IDEOLOGIA E AÇÃO JUDICIAL

 

Valentino Aparecido de Andrade
Juiz de Direito/SP e Mestre em Direito

 

 

Recentemente, a imprensa deu destaque ao julgamento de uma ação popular, extinta sob o argumento de que o autor da ação agira com a finalidade de exercer um “patrulhamento ideológico”, e que essa intenção, segundo o magistrado, não podia ser analisada pelo Poder Judiciário.

 

O tema é interessante e nos leva a KANT, para quem a distinção entre Direito e Moral concentrava em um aspecto determinante: é que o Direito somente se preocupa com o aspecto exterior da conduta, não lhe sendo dado perquirir da intenção do agente, ao contrário da Moral, em que a intenção é decisiva e por isso deve ser analisada. Assim, se o credor paga a dívida, não analisa o Direito o motivo que o levou a isso. Apenas a conduta exterior – o pagamento – é considerado pelo Direito.

 

Kant, em sua “Doutrina do Direito”, que compõe a primeira parte da “Metafísica dos Costumes”, de 1797, cuidou analisar com a sua habitual profundidade,  um tema com o qual a Ciência do Direito e a Filosofia do Direito de há muito lidava: a diferenciação entre o Direito e a Moral:

 

(…) uma legislação pode diferir de outra por seus motivos (assemelhando-se com respeito à ação que converte em dever; por exemplo, as ações podem ser sempre externas). A legislação que de uma ação faz um dever e que ao mesmo tempo dá tal dever por motivo, é a legislação moral. No entanto, aquela que não faz entrar o motivo na lei, que, consequentemente, permite outro motivo à ideia do próprio dever, é a legislação jurídica. Considerando esta última legislação observa-se facilmente que seus motivos, diferentes da ideia do dever, devem ser buscados entre os motivos interessados do arbítrio, isto é, entre as inclinações e aversões, porém especialmente entre as aversões, porque uma legislação deve ser coativa a e não como um engodo que atraia.

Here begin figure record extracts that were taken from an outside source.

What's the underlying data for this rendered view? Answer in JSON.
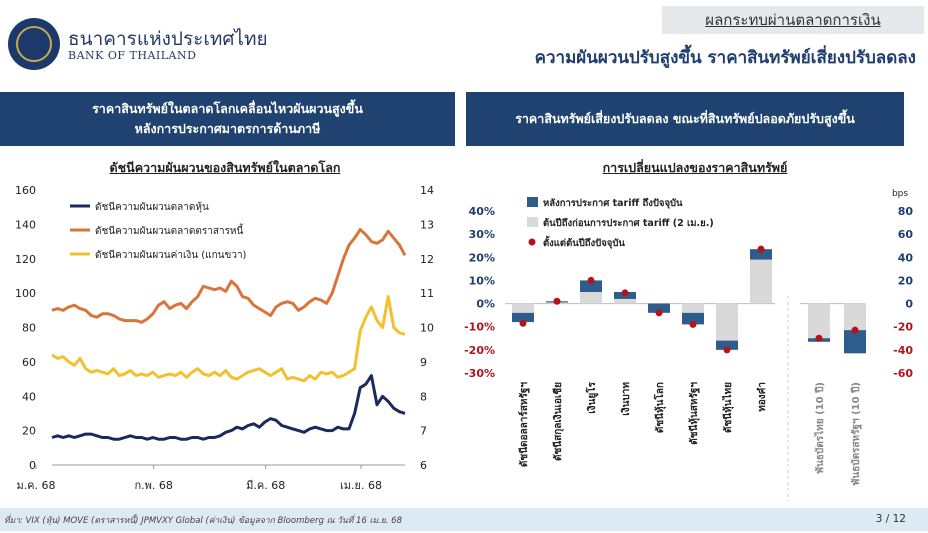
{
  "header": {
    "bank_name_th": "ธนาคารแห่งประเทศไทย",
    "bank_name_en": "BANK OF THAILAND",
    "section_tag": "ผลกระทบผ่านตลาดการเงิน",
    "title": "ความผันผวนปรับสูงขึ้น ราคาสินทรัพย์เสี่ยงปรับลดลง"
  },
  "left_panel": {
    "heading_line1": "ราคาสินทรัพย์ในตลาดโลกเคลื่อนไหวผันผวนสูงขึ้น",
    "heading_line2": "หลังการประกาศมาตรการด้านภาษี"
  },
  "right_panel": {
    "heading": "ราคาสินทรัพย์เสี่ยงปรับลดลง ขณะที่สินทรัพย์ปลอดภัยปรับสูงขึ้น"
  },
  "footer": {
    "source": "ที่มา: VIX (หุ้น) MOVE (ตราสารหนี้) JPMVXY Global (ค่าเงิน) ข้อมูลจาก Bloomberg ณ วันที่ 16 เม.ย. 68",
    "page": "3 / 12"
  },
  "chart_data": [
    {
      "type": "line",
      "title": "ดัชนีความผันผวนของสินทรัพย์ในตลาดโลก",
      "x_ticks": [
        "ม.ค. 68",
        "ก.พ. 68",
        "มี.ค. 68",
        "เม.ย. 68"
      ],
      "y_left_ticks": [
        0,
        20,
        40,
        60,
        80,
        100,
        120,
        140,
        160
      ],
      "y_right_ticks": [
        6,
        7,
        8,
        9,
        10,
        11,
        12,
        13,
        14
      ],
      "ylim_left": [
        0,
        160
      ],
      "ylim_right": [
        6,
        14
      ],
      "legend_position": "top-left",
      "series": [
        {
          "name": "ดัชนีความผันผวนตลาดหุ้น",
          "color": "#1b2a5c",
          "axis": "left",
          "values": [
            16,
            17,
            16,
            17,
            16,
            17,
            18,
            18,
            17,
            16,
            16,
            15,
            15,
            16,
            17,
            16,
            16,
            15,
            16,
            15,
            15,
            16,
            16,
            15,
            15,
            16,
            16,
            15,
            16,
            16,
            17,
            19,
            20,
            22,
            21,
            23,
            24,
            22,
            25,
            27,
            26,
            23,
            22,
            21,
            20,
            19,
            21,
            22,
            21,
            20,
            20,
            22,
            21,
            21,
            30,
            45,
            47,
            52,
            35,
            40,
            37,
            33,
            31,
            30
          ]
        },
        {
          "name": "ดัชนีความผันผวนตลาดตราสารหนี้",
          "color": "#d9743a",
          "axis": "left",
          "values": [
            90,
            91,
            90,
            92,
            93,
            91,
            90,
            87,
            86,
            88,
            88,
            87,
            85,
            84,
            84,
            84,
            83,
            85,
            88,
            93,
            95,
            91,
            93,
            94,
            91,
            95,
            98,
            104,
            103,
            102,
            103,
            101,
            107,
            104,
            98,
            97,
            93,
            91,
            89,
            87,
            92,
            94,
            95,
            94,
            90,
            92,
            95,
            97,
            96,
            94,
            100,
            110,
            120,
            128,
            132,
            137,
            134,
            130,
            129,
            131,
            136,
            132,
            128,
            122
          ]
        },
        {
          "name": "ดัชนีความผันผวนค่าเงิน (แกนขวา)",
          "color": "#f2c12e",
          "axis": "right",
          "values": [
            9.2,
            9.1,
            9.15,
            9.0,
            8.9,
            9.1,
            8.8,
            8.7,
            8.75,
            8.7,
            8.65,
            8.8,
            8.6,
            8.65,
            8.75,
            8.6,
            8.65,
            8.6,
            8.7,
            8.55,
            8.6,
            8.65,
            8.6,
            8.7,
            8.55,
            8.7,
            8.8,
            8.65,
            8.6,
            8.7,
            8.6,
            8.75,
            8.55,
            8.5,
            8.6,
            8.7,
            8.75,
            8.8,
            8.7,
            8.6,
            8.7,
            8.8,
            8.5,
            8.55,
            8.5,
            8.45,
            8.6,
            8.5,
            8.7,
            8.65,
            8.7,
            8.55,
            8.6,
            8.7,
            8.8,
            9.9,
            10.3,
            10.6,
            10.2,
            10.0,
            10.9,
            10.0,
            9.85,
            9.8
          ]
        }
      ]
    },
    {
      "type": "bar",
      "title": "การเปลี่ยนแปลงของราคาสินทรัพย์",
      "ylim_left": [
        -30,
        40
      ],
      "y_left_ticks": [
        "40%",
        "30%",
        "20%",
        "10%",
        "0%",
        "-10%",
        "-20%",
        "-30%"
      ],
      "y_right_unit": "bps",
      "ylim_right": [
        -60,
        80
      ],
      "y_right_ticks": [
        80,
        60,
        40,
        20,
        0,
        -20,
        -40,
        -60
      ],
      "legend_position": "top-left",
      "legend": [
        {
          "name": "หลังการประกาศ tariff ถึงปัจจุบัน",
          "color": "#2e5d8c"
        },
        {
          "name": "ต้นปีถึงก่อนการประกาศ tariff (2 เม.ย.)",
          "color": "#d9d9d9"
        },
        {
          "name": "ตั้งแต่ต้นปีถึงปัจจุบัน",
          "color": "#b5121b"
        }
      ],
      "categories": [
        "ดัชนีดอลลาร์สหรัฐฯ",
        "ดัชนีสกุลเงินเอเชีย",
        "เงินยูโร",
        "เงินบาท",
        "ดัชนีหุ้นโลก",
        "ดัชนีหุ้นสหรัฐฯ",
        "ดัชนีหุ้นไทย",
        "ทองคำ"
      ],
      "bond_categories": [
        "พันธบัตรไทย (10 ปี)",
        "พันธบัตรสหรัฐฯ (10 ปี)"
      ],
      "pct_series": {
        "after_tariff": [
          -4,
          0.5,
          5,
          3,
          -4,
          -5,
          -4,
          4.5
        ],
        "before_tariff": [
          -4,
          0.5,
          5,
          2,
          0,
          -4,
          -16,
          19
        ],
        "ytd": [
          -8.5,
          1,
          10,
          4.6,
          -4,
          -9,
          -20,
          23.5
        ]
      },
      "bond_series": {
        "after_tariff": [
          3,
          20
        ],
        "before_tariff": [
          -33,
          -43
        ],
        "ytd": [
          -30,
          -23
        ]
      }
    }
  ]
}
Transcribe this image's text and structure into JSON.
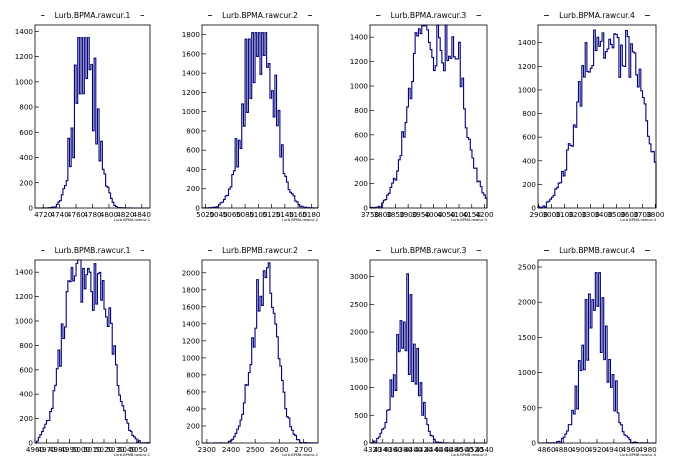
{
  "colors": {
    "hist": "#00007a",
    "frame": "#000000",
    "background": "#ffffff"
  },
  "chart_data": [
    {
      "type": "histogram",
      "title": "Lurb.BPMA.rawcur.1",
      "xlabel": "Lurb.BPMA.rawcur.1",
      "xlim": [
        4710,
        4850
      ],
      "ylim": [
        0,
        1450
      ],
      "xticks": [
        "4720",
        "4740",
        "4760",
        "4780",
        "4800",
        "4820",
        "4840"
      ],
      "xtick_values": [
        4720,
        4740,
        4760,
        4780,
        4800,
        4820,
        4840
      ],
      "yticks": [
        "0",
        "200",
        "400",
        "600",
        "800",
        "1000",
        "1200",
        "1400"
      ],
      "ytick_values": [
        0,
        200,
        400,
        600,
        800,
        1000,
        1200,
        1400
      ],
      "center": 4772,
      "sigma": 13,
      "peak": 1220,
      "pattern": "spiky",
      "spikes": 1350
    },
    {
      "type": "histogram",
      "title": "Lurb.BPMA.rawcur.2",
      "xlabel": "Lurb.BPMA.rawcur.2",
      "xlim": [
        5015,
        5190
      ],
      "ylim": [
        0,
        1900
      ],
      "xticks": [
        "5020",
        "5040",
        "5060",
        "5080",
        "5100",
        "5120",
        "5140",
        "5160",
        "5180"
      ],
      "xtick_values": [
        5020,
        5040,
        5060,
        5080,
        5100,
        5120,
        5140,
        5160,
        5180
      ],
      "yticks": [
        "0",
        "200",
        "400",
        "600",
        "800",
        "1000",
        "1200",
        "1400",
        "1600",
        "1800"
      ],
      "ytick_values": [
        0,
        200,
        400,
        600,
        800,
        1000,
        1200,
        1400,
        1600,
        1800
      ],
      "center": 5102,
      "sigma": 22,
      "peak": 1750,
      "pattern": "spiky",
      "spikes": 1820
    },
    {
      "type": "histogram",
      "title": "Lurb.BPMA.rawcur.3",
      "xlabel": "Lurb.BPMA.rawcur.3",
      "xlim": [
        3750,
        4210
      ],
      "ylim": [
        0,
        1500
      ],
      "xticks": [
        "3750",
        "3800",
        "3850",
        "3900",
        "3950",
        "4000",
        "4050",
        "4100",
        "4150",
        "4200"
      ],
      "xtick_values": [
        3750,
        3800,
        3850,
        3900,
        3950,
        4000,
        4050,
        4100,
        4150,
        4200
      ],
      "yticks": [
        "0",
        "200",
        "400",
        "600",
        "800",
        "1000",
        "1200",
        "1400"
      ],
      "ytick_values": [
        0,
        200,
        400,
        600,
        800,
        1000,
        1200,
        1400
      ],
      "center": 4010,
      "sigma": 60,
      "peak": 1330,
      "pattern": "bimodal",
      "spikes": 1430
    },
    {
      "type": "histogram",
      "title": "Lurb.BPMA.rawcur.4",
      "xlabel": "Lurb.BPMA.rawcur.4",
      "xlim": [
        2895,
        3805
      ],
      "ylim": [
        0,
        1550
      ],
      "xticks": [
        "2900",
        "3000",
        "3100",
        "3200",
        "3300",
        "3400",
        "3500",
        "3600",
        "3700",
        "3800"
      ],
      "xtick_values": [
        2900,
        3000,
        3100,
        3200,
        3300,
        3400,
        3500,
        3600,
        3700,
        3800
      ],
      "yticks": [
        "0",
        "200",
        "400",
        "600",
        "800",
        "1000",
        "1200",
        "1400"
      ],
      "ytick_values": [
        0,
        200,
        400,
        600,
        800,
        1000,
        1200,
        1400
      ],
      "center": 3450,
      "sigma": 140,
      "peak": 1300,
      "pattern": "bimodal",
      "spikes": 1470
    },
    {
      "type": "histogram",
      "title": "Lurb.BPMB.rawcur.1",
      "xlabel": "Lurb.BPMB.rawcur.1",
      "xlim": [
        4960,
        5060
      ],
      "ylim": [
        0,
        1500
      ],
      "xticks": [
        "4960",
        "4970",
        "4980",
        "4990",
        "5000",
        "5010",
        "5020",
        "5030",
        "5040",
        "5050"
      ],
      "xtick_values": [
        4960,
        4970,
        4980,
        4990,
        5000,
        5010,
        5020,
        5030,
        5040,
        5050
      ],
      "yticks": [
        "0",
        "200",
        "400",
        "600",
        "800",
        "1000",
        "1200",
        "1400"
      ],
      "ytick_values": [
        0,
        200,
        400,
        600,
        800,
        1000,
        1200,
        1400
      ],
      "center": 5005,
      "sigma": 12,
      "peak": 1300,
      "pattern": "bimodal",
      "spikes": 1400
    },
    {
      "type": "histogram",
      "title": "Lurb.BPMB.rawcur.2",
      "xlabel": "Lurb.BPMB.rawcur.2",
      "xlim": [
        2280,
        2760
      ],
      "ylim": [
        0,
        2150
      ],
      "xticks": [
        "2300",
        "2400",
        "2500",
        "2600",
        "2700"
      ],
      "xtick_values": [
        2300,
        2400,
        2500,
        2600,
        2700
      ],
      "yticks": [
        "0",
        "200",
        "400",
        "600",
        "800",
        "1000",
        "1200",
        "1400",
        "1600",
        "1800",
        "2000"
      ],
      "ytick_values": [
        0,
        200,
        400,
        600,
        800,
        1000,
        1200,
        1400,
        1600,
        1800,
        2000
      ],
      "center": 2540,
      "sigma": 50,
      "peak": 2000,
      "pattern": "smooth",
      "spikes": 2060
    },
    {
      "type": "histogram",
      "title": "Lurb.BPMB.rawcur.3",
      "xlabel": "Lurb.BPMB.rawcur.3",
      "xlim": [
        4315,
        4545
      ],
      "ylim": [
        0,
        3300
      ],
      "xticks": [
        "4320",
        "4340",
        "4360",
        "4380",
        "4400",
        "4420",
        "4440",
        "4460",
        "4480",
        "4500",
        "4520",
        "4540"
      ],
      "xtick_values": [
        4320,
        4340,
        4360,
        4380,
        4400,
        4420,
        4440,
        4460,
        4480,
        4500,
        4520,
        4540
      ],
      "yticks": [
        "0",
        "500",
        "1000",
        "1500",
        "2000",
        "2500",
        "3000"
      ],
      "ytick_values": [
        0,
        500,
        1000,
        1500,
        2000,
        2500,
        3000
      ],
      "center": 4385,
      "sigma": 22,
      "peak": 2000,
      "pattern": "spiky",
      "spikes": 3050
    },
    {
      "type": "histogram",
      "title": "Lurb.BPMB.rawcur.4",
      "xlabel": "Lurb.BPMB.rawcur.4",
      "xlim": [
        4850,
        4990
      ],
      "ylim": [
        0,
        2600
      ],
      "xticks": [
        "4860",
        "4880",
        "4900",
        "4920",
        "4940",
        "4960",
        "4980"
      ],
      "xtick_values": [
        4860,
        4880,
        4900,
        4920,
        4940,
        4960,
        4980
      ],
      "yticks": [
        "0",
        "500",
        "1000",
        "1500",
        "2000",
        "2500"
      ],
      "ytick_values": [
        0,
        500,
        1000,
        1500,
        2000,
        2500
      ],
      "center": 4918,
      "sigma": 15,
      "peak": 2050,
      "pattern": "spiky",
      "spikes": 2420
    }
  ]
}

“A conformação ou a não-confirmada pura e simples de uma ação com a lei, em ter em conta os seus motivos, chama-se legalidade ou ilegalidade. Porém, essa conformidade, na qual a ideia do dever deduzida da lei é ao mesmo tempo um móvel de ação é a moralidade da ação.

“Na legislação jurídica os deveres não podem ser mais que externos porque essa legislação não exige que a ideia desses deveres, que é interna, seja por si mesma o princípio determinante do arbítrio do agente; e como, todavia, necessita motivos apropriados a uma lei, tem de buscar os externos. A legislação moral, ao contrário, erigindo em deveres os atos internos, não exclui os externos e sim, ao contrário, reivindica tudo que é dever em geral. (…)”.

 

                                    De modo que não cabe ao Direito analisar a finalidade pela qual alguém questiona em Juízo determinada conduta ou fato, porque, como diz KANT, ao Direito não interessa a inclinação do agente, senão aquilo  que, exteriormente,  ocorre no mundo fenomênico (a ação).

 

A Lei federal 4.717/1965, a lei que regula a ação popular, enumera, em seu artigo 2o., que matérias podem ser discutidas naquele tipo de ação, e o número de hipóteses é amplo e abarca uma série de condutas acerca das quais a inclinação do autor da ação pode ser ideológica – e além sempre o será. Mas essa inclinação não pode e não deve ser aferida pelo juiz, que deve se limitar à análise da conduta exterior, subsumindo-a aos tipos legais.

 

De resto, o que é ideologia? Se formos à Enciclopédia Mirador Internacional, encontraremos tantas definições e sentidos que não se pode formar um núcleo central acerca da ideia desse termo.

 

Criada durante a Revolução Francesa, a palavra “ideologia” foi incorporada por diversas correntes políticas, inclusive pelo Marxismo. Assim, em qualquer ação judicial é possível encontrar uma ideologia, até mesmo em uma simples ação de despejo, visto que o autor afirma o direito de propriedade, direito que Proudhon afirma ser um roubo.

 

Aliás, se há em nosso ordenamento jurídico uma ação cuja essência é marcadamente política, no sentido que os gregos davam a esse termo, fundado na participação de todos na gestão da coisa pública – essa ação é a ação popular, bastando considerar que, nos termos do artigo 5º., inciso LXXIII, da Constituição de 1988,  a sua legitimação ativa é dada ao cidadão, ou seja, aquele que  está no gozo regular de seus direitos políticos.

 

Por fim, importante registrar que a Constituição de 1988 alargou consideravelmente o objeto da ação popular, de modo que a moralidade administrativa pode ser questionada nessa ação, cuja feição política harmoniza-se com seu objeto.